You are viewing a plain text version of this content. The canonical link for it is here.
Posted to commits@spark.apache.org by ma...@apache.org on 2014/07/26 10:07:11 UTC

git commit: [SPARK-2652] [PySpark] Turning some default configs for PySpark

Repository: spark
Updated Branches:
  refs/heads/master 66f26a461 -> 75663b57f


[SPARK-2652] [PySpark] Turning some default configs for PySpark

Add several default configs for PySpark, related to serialization in JVM.

spark.serializer = org.apache.spark.serializer.KryoSerializer
spark.serializer.objectStreamReset = 100
spark.rdd.compress = True

This will help to reduce the memory usage during RDD.partitionBy()

Author: Davies Liu <da...@gmail.com>

Closes #1568 from davies/conf and squashes the following commits:

cd316f1 [Davies Liu] remove duplicated line
f71a355 [Davies Liu] rebase to master, add spark.rdd.compress = True
8f63f45 [Davies Liu] Merge branch 'master' into conf
8bc9f08 [Davies Liu] fix unittest
c04a83d [Davies Liu] some default configs for PySpark


Project: http://git-wip-us.apache.org/repos/asf/spark/repo
Commit: http://git-wip-us.apache.org/repos/asf/spark/commit/75663b57
Tree: http://git-wip-us.apache.org/repos/asf/spark/tree/75663b57
Diff: http://git-wip-us.apache.org/repos/asf/spark/diff/75663b57

Branch: refs/heads/master
Commit: 75663b57f90bb173f0c6c288944ec568c4719b2a
Parents: 66f26a4
Author: Davies Liu <da...@gmail.com>
Authored: Sat Jul 26 01:07:08 2014 -0700
Committer: Matei Zaharia <ma...@databricks.com>
Committed: Sat Jul 26 01:07:08 2014 -0700

----------------------------------------------------------------------
 python/pyspark/context.py | 13 ++++++++++++-
 1 file changed, 12 insertions(+), 1 deletion(-)
----------------------------------------------------------------------


http://git-wip-us.apache.org/repos/asf/spark/blob/75663b57/python/pyspark/context.py
----------------------------------------------------------------------
diff --git a/python/pyspark/context.py b/python/pyspark/context.py
index bdf14ea..e8ac989 100644
--- a/python/pyspark/context.py
+++ b/python/pyspark/context.py
@@ -37,6 +37,15 @@ from pyspark.rdd import RDD
 from py4j.java_collections import ListConverter
 
 
+# These are special default configs for PySpark, they will overwrite
+# the default ones for Spark if they are not configured by user.
+DEFAULT_CONFIGS = {
+    "spark.serializer": "org.apache.spark.serializer.KryoSerializer",
+    "spark.serializer.objectStreamReset": 100,
+    "spark.rdd.compress": True,
+}
+
+
 class SparkContext(object):
     """
     Main entry point for Spark functionality.
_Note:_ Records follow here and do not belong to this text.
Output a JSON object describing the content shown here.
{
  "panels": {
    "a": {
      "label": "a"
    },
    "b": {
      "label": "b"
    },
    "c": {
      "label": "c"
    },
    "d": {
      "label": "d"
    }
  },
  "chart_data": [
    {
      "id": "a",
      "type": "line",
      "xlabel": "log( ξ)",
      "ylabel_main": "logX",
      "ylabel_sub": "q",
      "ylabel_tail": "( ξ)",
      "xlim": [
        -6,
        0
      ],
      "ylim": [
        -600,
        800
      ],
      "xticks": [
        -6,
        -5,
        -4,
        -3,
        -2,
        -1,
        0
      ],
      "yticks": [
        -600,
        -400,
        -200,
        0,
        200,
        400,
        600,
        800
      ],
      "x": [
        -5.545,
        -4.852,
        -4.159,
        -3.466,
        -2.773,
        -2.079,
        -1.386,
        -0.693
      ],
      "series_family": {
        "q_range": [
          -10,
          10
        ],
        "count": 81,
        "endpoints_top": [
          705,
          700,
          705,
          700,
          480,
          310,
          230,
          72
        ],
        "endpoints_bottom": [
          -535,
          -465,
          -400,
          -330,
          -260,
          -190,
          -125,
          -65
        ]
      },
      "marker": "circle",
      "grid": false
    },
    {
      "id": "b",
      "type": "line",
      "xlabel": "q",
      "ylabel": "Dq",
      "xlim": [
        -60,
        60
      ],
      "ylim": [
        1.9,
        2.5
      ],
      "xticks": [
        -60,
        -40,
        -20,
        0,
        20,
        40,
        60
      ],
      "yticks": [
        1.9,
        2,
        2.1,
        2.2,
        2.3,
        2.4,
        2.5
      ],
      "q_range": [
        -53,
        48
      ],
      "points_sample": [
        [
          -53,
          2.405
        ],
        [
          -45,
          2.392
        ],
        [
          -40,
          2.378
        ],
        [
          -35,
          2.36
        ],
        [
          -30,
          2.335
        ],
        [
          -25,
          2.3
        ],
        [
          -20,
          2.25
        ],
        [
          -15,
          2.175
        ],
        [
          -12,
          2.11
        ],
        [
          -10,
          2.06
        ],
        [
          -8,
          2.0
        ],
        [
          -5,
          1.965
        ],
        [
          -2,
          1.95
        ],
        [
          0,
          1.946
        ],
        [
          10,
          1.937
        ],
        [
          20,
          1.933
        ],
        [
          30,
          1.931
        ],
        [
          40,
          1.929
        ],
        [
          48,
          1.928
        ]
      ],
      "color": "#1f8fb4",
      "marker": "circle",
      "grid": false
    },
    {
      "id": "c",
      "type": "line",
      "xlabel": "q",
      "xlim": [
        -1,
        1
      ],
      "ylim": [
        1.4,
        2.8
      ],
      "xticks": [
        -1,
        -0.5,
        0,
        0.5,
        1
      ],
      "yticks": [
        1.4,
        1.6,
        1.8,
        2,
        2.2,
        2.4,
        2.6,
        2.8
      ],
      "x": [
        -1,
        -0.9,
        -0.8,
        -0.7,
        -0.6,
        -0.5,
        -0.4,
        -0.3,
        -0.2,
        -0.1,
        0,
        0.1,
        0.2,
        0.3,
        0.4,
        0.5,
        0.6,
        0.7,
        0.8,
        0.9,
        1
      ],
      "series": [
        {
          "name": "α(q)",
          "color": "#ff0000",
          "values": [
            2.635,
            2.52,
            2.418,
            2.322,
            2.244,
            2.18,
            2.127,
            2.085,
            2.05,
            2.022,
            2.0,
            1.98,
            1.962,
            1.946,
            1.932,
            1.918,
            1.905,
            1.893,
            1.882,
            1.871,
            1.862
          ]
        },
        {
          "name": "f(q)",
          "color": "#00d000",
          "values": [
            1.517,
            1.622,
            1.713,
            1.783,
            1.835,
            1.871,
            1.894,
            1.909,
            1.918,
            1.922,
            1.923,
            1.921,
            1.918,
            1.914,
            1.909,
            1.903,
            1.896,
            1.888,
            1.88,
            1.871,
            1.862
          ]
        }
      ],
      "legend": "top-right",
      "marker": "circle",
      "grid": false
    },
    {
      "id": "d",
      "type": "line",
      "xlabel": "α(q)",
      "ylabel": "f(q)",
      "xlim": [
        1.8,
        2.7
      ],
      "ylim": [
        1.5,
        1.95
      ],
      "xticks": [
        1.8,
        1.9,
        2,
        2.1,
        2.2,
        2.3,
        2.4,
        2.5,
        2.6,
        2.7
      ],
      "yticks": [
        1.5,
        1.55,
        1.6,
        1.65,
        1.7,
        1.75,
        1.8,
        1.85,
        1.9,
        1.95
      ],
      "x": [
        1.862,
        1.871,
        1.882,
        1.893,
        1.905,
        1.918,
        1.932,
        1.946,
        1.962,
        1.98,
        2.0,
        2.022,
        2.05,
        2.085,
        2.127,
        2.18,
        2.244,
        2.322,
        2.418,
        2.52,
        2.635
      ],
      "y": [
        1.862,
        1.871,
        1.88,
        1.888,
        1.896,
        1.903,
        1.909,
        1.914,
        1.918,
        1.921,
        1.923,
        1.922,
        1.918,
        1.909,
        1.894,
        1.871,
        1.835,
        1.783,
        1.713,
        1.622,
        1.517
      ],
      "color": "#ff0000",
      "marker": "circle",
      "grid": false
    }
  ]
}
A SparkContext represents the
@@ -101,7 +110,7 @@ class SparkContext(object):
         else:
             self.serializer = BatchedSerializer(self._unbatched_serializer,
                                                 batchSize)
-        self._conf.setIfMissing("spark.rdd.compress", "true")
+
         # Set any parameters passed directly to us on the conf
         if master:
             self._conf.setMaster(master)
@@ -112,6 +121,8 @@ class SparkContext(object):
         if environment:
             for key, value in environment.iteritems():
                 self._conf.setExecutorEnv(key, value)
+        for key, value in DEFAULT_CONFIGS.items():
+            self._conf.setIfMissing(key, value)
 
         # Check that we have at least the required parameters
         if not self._conf.contains("spark.master"):